About a month ago I wrote a post on the buzz developing around the changing of the guard at the Jerusalem bureau of The New York Times. I noted then that Times coverage of the seemingly intractable Israeli-Palestinian conflict is about as closely watched -- and unsparingly critiqued -- as is any produced by American journalism.
For the bureau chief, the job is a near guaranteed ulcer-producer. Still, the position is coveted by the Times' most ambitious, most skilled and toughest reporters. In the context of that super-competitive newsroom, that's saying something.
My early December post was pegged to the departure of Jodi Rudoren, who is leaving Jerusalem after four years. No replacement has been officially named as of this writing, but check out my earlier post if you're interest in the scuttlebutt about who that may be.
My return to the subject is prompted by a exit interview Rudoren gave to The Jerusalem Post, Israel's leading right-of-center and oldest English-language newspaper. Click here to read the entire exit interview published in the newspaper's weekend magazine.
It's well-worth your time as a primer on what it takes to cover a highly complex, super-important international conflict while under a microscope.
How does one prepares for such an assignment? How do you deal, just about daily, with angry, highly partisan readers who feel their side has been wronged? How do time and space constraints work against properly contextualizing daily events when one has decades of bloody conflict from which to draw?
Rudoren touches on all of this. Here's a sample from the interview:
She’s written hundreds of pieces from both the Israeli and Palestinian sides, but says the criticism is always the same. “I’ve had people tell me, ‘Everyone knows the Times hates Israel,’ or ‘Everyone knows the Times is pro-Israel.’ -- I respond, ‘Everyone you know!’ Just go on Google or Twitter, it’s not hard to find people who say the exact opposite thing from you about the exact same article.”
Whatever side she writes about ignores the reality of the other, she says.
“So many people in this conflict just ignore the idea that there is another side, another experience.
Rudoren's comments on journalism's undeniable subjectivity, a reality brought to the table by both producers and consumers, says a tremendous amount about the limitations built into the profession I've been associated with, and still adore, for a half-century.
No matter how hard we insist otherwise, individual outlooks and the biases we conflate with objective reality will always be the keyhole through which we make sense of the universe in which we exist. Well, at least, that's my individual outlook and overarching bias.
More interesting to me than that "truism" are Rudoren's comments on empathy and its importance to the journalistic process. Here's a chunk more from the interview:
With all of the criticism of her work, Rudoren says that the things she is most troubled by are accusations that she lacks empathy -- and how accusations like these are used to undermine journalism in general.

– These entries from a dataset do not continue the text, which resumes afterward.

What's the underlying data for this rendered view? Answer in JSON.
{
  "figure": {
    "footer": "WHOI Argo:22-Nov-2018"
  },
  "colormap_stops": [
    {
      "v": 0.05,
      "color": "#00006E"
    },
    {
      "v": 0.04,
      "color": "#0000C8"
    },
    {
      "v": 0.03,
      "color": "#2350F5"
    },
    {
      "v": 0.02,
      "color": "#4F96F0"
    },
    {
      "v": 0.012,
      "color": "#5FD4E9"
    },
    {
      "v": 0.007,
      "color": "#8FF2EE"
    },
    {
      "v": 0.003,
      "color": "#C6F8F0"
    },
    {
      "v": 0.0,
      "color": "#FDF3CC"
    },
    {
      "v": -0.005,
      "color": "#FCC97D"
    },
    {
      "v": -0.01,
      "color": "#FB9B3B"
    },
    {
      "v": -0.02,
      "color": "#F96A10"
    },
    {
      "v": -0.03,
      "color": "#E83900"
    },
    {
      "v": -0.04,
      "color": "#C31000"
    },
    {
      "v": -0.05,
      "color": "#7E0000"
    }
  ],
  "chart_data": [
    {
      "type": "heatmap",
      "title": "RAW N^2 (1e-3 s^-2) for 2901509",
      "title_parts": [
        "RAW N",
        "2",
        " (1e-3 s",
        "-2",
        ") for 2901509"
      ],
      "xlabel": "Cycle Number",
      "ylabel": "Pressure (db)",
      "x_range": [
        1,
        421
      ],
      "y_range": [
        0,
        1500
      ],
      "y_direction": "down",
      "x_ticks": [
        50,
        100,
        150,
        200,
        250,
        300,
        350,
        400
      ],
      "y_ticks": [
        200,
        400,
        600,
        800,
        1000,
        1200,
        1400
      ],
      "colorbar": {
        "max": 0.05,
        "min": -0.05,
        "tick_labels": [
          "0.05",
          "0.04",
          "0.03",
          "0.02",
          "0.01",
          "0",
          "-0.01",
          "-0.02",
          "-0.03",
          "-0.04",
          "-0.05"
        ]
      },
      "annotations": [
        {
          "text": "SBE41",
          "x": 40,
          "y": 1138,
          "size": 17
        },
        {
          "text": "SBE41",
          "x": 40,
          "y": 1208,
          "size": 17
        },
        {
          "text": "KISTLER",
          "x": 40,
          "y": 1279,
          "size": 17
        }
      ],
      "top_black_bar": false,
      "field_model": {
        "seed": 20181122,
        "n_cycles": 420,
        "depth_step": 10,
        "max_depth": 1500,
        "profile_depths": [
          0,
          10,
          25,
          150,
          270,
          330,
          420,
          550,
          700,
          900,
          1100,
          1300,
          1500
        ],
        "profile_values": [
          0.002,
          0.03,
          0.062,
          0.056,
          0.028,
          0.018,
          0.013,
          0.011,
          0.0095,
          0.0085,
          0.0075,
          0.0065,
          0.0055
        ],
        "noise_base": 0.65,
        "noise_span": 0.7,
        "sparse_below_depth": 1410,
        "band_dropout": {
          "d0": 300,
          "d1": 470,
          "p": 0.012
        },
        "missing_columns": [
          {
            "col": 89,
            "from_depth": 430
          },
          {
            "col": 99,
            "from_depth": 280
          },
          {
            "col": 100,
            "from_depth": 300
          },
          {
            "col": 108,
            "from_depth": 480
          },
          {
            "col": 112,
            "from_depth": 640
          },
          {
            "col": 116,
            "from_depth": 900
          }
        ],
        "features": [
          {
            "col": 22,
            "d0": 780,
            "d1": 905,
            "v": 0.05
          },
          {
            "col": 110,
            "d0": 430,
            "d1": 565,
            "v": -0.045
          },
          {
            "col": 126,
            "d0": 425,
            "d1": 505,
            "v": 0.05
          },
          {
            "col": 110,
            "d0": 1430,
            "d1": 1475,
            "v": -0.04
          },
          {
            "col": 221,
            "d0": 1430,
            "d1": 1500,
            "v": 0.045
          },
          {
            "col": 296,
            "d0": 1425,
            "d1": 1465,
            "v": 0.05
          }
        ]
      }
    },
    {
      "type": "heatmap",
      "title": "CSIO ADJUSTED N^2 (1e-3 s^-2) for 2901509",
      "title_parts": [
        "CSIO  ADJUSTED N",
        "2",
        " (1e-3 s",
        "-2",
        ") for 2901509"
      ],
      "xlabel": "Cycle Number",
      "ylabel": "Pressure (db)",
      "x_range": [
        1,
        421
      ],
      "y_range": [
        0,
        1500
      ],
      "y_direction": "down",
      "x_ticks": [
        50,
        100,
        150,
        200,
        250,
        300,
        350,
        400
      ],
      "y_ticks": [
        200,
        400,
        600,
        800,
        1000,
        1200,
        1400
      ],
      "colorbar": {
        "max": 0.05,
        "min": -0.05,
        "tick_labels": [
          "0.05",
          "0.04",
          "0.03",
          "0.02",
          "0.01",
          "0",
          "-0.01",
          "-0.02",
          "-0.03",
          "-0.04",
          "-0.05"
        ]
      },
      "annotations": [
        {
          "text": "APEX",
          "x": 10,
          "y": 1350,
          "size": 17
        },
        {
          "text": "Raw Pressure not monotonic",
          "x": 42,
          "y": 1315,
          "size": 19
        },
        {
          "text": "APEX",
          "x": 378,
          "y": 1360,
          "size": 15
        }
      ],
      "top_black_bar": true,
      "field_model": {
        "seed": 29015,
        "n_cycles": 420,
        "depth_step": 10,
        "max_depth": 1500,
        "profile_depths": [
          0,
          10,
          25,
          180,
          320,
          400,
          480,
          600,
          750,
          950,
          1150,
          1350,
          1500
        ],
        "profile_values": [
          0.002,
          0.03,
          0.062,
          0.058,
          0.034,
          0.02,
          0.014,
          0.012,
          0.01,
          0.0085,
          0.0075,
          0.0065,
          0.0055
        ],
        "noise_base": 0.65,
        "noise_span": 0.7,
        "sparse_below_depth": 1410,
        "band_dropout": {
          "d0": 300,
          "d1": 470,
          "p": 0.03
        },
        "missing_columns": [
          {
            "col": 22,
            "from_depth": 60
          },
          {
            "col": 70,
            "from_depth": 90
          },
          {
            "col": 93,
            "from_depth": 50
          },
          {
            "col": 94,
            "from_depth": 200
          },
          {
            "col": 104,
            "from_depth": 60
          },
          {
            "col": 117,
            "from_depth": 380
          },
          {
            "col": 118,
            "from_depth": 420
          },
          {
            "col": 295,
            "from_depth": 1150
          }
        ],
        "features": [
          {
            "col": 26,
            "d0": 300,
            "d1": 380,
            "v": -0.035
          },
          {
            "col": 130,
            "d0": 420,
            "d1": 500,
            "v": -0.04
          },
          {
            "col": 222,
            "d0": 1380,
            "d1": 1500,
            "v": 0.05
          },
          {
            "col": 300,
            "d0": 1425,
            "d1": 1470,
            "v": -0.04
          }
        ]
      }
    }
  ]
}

She gives the example of one particular story. For Remembrance Day [Israel's equivalent of our Memorial Day, minus the blatant consumerism] Rudoren profiled the mother of a soldier who fell in the Yom Kippur War. Since his death, there have been 23 people named after him -- Gil’ad. Every year for more than 40 years, the mother holds a memorial service to honor her son and celebrate those who are keeping his memory alive.
“I thought it was this very important story, a very perfect wonderful human story … and it told you a lot about Israelis and how they mourn their war dead, which is very different from Americans,” Rudoren says.
But this story was also not without its criticism. “I got a text message from a Palestinian official: ‘Your lack of empathy for Palestinians is unbelievable.’ I thought, how does this have anything to do with Palestinians? And since when does empathizing with this woman mean I don’t empathize with Palestinians?” Rudoren continues, “Empathy is a key tool of journalism. It is a major and important factor in conflict resolution, and I think it’s a basic thing of being a human being. I’m pro-empathy; I don’t think it’s limited, I don’t think it’s finite.
“You do need empathy to tell the story of the prisoner [a reference to a piece she did on a Palestinian prisoner that was criticized by the pro-Israel side] in a way that dimensionalizes him, but it dimensionalizes him in all of his mess; whatever you find, you put in. I didn’t think either of those stories were pretty stories about the prisoner or the stone thrower [yet another story, this one about a young Palestinian who described throwing stones at Israelis as his "hobby"]; I thought they were tough stories.”
Rudoren -- who's work in Jerusalem I personally found, under the circumstances she labored, to be consistently strong -- concluded:
... What rattled me about the comment [from a critic] was the notion that even empathy was understood here as a zero-sum game.
The general ‘score-keeping’ by advocates as a frame for analyzing news coverage is bad enough, in terms of reducing the complexity of life and this conflict to some kind of zero-sum situation, but empathy? Always seemed to me it was infinitely available/accessible and empathy for one person need not have impact on empathy for another, regardless of their relationship.
“Of course it’s difficult to empathize with two people, or two peoples, in conflict, but it’s not only possible, it’s essential for mainstream journalism and outsider understanding of this place.”
Empathy -- a key to better journalism. Wise words from a battle-tested and highly skilled practitioner of our craft.